In Lumino there are a total of 209 students (As of 2009). The Ticino education system provides up to three years of non-mandatory kindergarten and in Lumino there are 45 children in kindergarten. The primary school program lasts for five years and includes both a standard school and a special school. In the municipality, 64 students attend the standard primary schools and 4 students attend the special school. In the lower secondary school system, students either attend a two-year middle school followed by a two-year pre-apprenticeship or they attend a four-year program to prepare for higher education. There are 44 students in the two-year middle school and 16 students are in the four-year advanced program.

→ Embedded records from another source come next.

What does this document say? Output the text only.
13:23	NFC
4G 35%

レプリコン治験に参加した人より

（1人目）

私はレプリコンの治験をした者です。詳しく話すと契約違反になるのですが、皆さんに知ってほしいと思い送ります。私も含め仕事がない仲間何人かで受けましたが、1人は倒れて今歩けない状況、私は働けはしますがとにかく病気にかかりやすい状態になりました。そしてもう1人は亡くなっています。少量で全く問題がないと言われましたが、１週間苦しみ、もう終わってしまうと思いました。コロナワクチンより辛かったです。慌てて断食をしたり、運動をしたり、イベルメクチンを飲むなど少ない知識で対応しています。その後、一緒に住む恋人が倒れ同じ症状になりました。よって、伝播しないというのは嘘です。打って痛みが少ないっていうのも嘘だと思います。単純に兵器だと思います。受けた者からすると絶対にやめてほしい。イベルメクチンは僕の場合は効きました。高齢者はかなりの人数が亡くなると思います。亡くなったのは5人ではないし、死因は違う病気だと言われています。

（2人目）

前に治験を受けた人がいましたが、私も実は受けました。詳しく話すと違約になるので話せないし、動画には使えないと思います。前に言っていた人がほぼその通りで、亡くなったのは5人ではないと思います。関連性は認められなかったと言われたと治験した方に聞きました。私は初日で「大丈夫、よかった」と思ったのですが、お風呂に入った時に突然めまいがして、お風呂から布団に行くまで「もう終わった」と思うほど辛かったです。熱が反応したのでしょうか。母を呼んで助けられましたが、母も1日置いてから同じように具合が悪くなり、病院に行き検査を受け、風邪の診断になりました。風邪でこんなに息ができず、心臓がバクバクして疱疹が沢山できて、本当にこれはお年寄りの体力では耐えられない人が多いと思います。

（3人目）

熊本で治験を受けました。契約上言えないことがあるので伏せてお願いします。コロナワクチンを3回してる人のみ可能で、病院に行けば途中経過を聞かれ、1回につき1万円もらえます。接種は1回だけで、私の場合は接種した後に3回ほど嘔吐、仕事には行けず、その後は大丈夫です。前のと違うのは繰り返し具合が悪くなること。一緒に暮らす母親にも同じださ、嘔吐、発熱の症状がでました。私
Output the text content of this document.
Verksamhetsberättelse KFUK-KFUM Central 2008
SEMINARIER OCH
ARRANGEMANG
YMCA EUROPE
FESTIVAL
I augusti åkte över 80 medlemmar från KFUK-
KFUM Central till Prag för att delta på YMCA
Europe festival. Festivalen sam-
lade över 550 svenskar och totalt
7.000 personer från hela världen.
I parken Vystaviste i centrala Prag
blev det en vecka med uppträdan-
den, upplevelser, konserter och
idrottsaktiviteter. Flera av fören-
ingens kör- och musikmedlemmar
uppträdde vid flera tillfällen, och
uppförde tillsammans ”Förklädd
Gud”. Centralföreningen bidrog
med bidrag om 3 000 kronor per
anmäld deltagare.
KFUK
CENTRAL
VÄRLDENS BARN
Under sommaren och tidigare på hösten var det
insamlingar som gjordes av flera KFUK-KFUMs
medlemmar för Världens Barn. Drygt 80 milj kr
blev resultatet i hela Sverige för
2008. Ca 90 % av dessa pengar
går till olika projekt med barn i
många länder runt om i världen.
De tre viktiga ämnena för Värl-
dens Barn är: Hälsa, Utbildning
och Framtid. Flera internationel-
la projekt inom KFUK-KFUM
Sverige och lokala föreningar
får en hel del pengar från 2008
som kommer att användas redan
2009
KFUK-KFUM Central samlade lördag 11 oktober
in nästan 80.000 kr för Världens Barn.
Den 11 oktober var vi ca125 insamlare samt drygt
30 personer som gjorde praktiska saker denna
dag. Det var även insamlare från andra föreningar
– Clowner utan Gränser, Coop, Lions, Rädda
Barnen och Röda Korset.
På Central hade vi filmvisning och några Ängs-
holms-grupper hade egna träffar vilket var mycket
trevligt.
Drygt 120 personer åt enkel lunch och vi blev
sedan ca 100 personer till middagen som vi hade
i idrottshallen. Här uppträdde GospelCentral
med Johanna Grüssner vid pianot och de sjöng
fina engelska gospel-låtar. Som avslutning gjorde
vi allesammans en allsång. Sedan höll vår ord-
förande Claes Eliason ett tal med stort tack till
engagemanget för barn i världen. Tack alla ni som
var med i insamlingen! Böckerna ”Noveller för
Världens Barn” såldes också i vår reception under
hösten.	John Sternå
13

The upper secondary school includes several options, but at the end of the upper secondary program, a student should be prepared to enter a trade or to continue to a university or college. In Ticino, vocational students may either attend school while working on their internship or apprenticeship (which takes three or four years) or may attend school followed by an internship or apprenticeship (which takes one year as a full-time student or one and a half to two years as a part-time student). There are 12 vocational students who are attending school full-time and 21 who attend part-time. The professional program lasts three years and prepares a student for a job in engineering, nursing, computer science, business, tourism and similar fields. There are 3 students in the professional program.

As of 2000, there were 5 students in Lumino who came from another municipality, while 113 residents attended schools outside the municipality.